Anderson suffered a knee injury during practice in May 2006 and was sidelined until training camp. After battling Shantee Orr for the starting strongside linebacker job, Anderson appeared in 13 games in a reserve role. He finished the season with five tackles on defense while adding 11 tackles on special teams - a total which ranked him second on the team for the second straight season.

During his final season with the Texans in 2007, Anderson appeared in all 16 games and made the first five starts of his career in place of an injured Danny Clark. He recorded a career-high 24 tackles, two sacks and as pass defensed on the season.

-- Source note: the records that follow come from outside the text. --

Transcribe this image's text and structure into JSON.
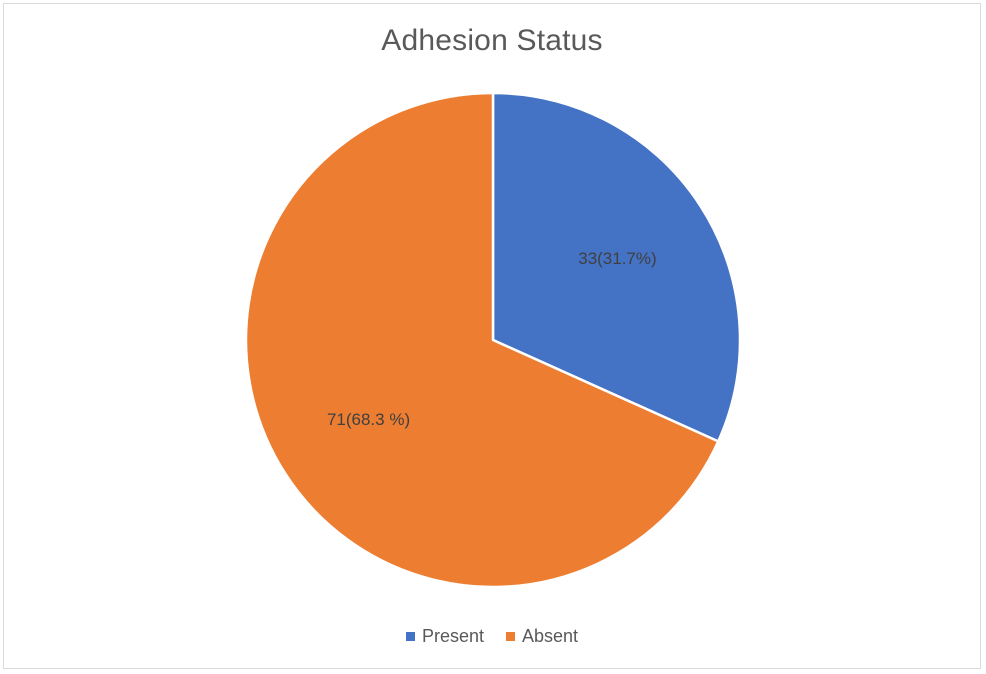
{
  "chart_data": {
    "type": "pie",
    "title": "Adhesion Status",
    "slices": [
      {
        "name": "Present",
        "value": 33,
        "label": "33(31.7%)",
        "color": "#4472C4"
      },
      {
        "name": "Absent",
        "value": 71,
        "label": "71(68.3 %)",
        "color": "#ED7D31"
      }
    ],
    "legend_position": "bottom",
    "start_angle": "12 o'clock",
    "direction": "clockwise"
  }
}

Both of his sacks came against Jacksonville Jaguars quarterback Quinn Gray in a 42-28 Texans win on December 30.

===Miami Dolphins===
An unrestricted free agent in the 2008 offseason, the Miami Dolphins signed Anderson to a three-year contract on March 2. It was reported that team vice president Bill Parcells and general manager Jeff Ireland liked Anderson because of his speed and athleticism, especially on special teams. Despite having started only five games in four seasons with the Texans, he was told by Dolphins management he would have an opportunity to compete for a starting job. In the last game of the season, he blocked a punt against the Jets, the Dolphins went on to win the game, 24–17, and head to the playoffs.

===Kansas City Chiefs===
He played the 2010 season with the Kansas City Chiefs. He was not re-signed following the season and was declared a free agent on July 25, 2011.

===Statistics===

| Year | Team | G | GS | Total Tkl | Solo Tkl | Ast Tkl | Sacks | PDef | FF | FR | SFTY |
|---|---|---|---|---|---|---|---|---|---|---|---|
| 2004 | HOU | 15 | 0 | 13 | 9 | 4 | 0.0 | 0 | 0 | 1 | 0 |
| 2005 | HOU | 16 | 0 | 18 | 14 | 4 | 1.0 | 2 | 0 | 1 | 0 |
| 2006 | HOU | 13 | 0 | 16 | 13 | 3 | 0.0 | 1 | 0 | 0 | 0 |
| 2007 | HOU | 16 | 5 | 31 | 19 | 12 | 2.0 | 1 | 0 | 1 | 0 |
| 2008 | MIA | 16 | 1 | 28 | 21 | 7 | 2.5 | 0 | 2 | 1 | 1 |
| 2009 | MIA | 16 | 1 | 17 | 15 | 2 | 2.0 | 0 | 2 | 0 | 0 |
| 2010 | KAN | 2 | 0 | 0 | 0 | 0 | 0 | 0 | 0 | 0 | 0 |
| Total |  | 94 | 7 | 123 | 91 | 32 | 7.5 | 4 | 4 | 4 | 1 |

==Personal life==
Anderson majored in sociology with a minor in criminal justice at the University of Mississippi and earned his degree during the 2007 offseason. He has five children- Devin, Kylin, Jaiden, Christian, and Ethan. His wife is Victoria Anderson.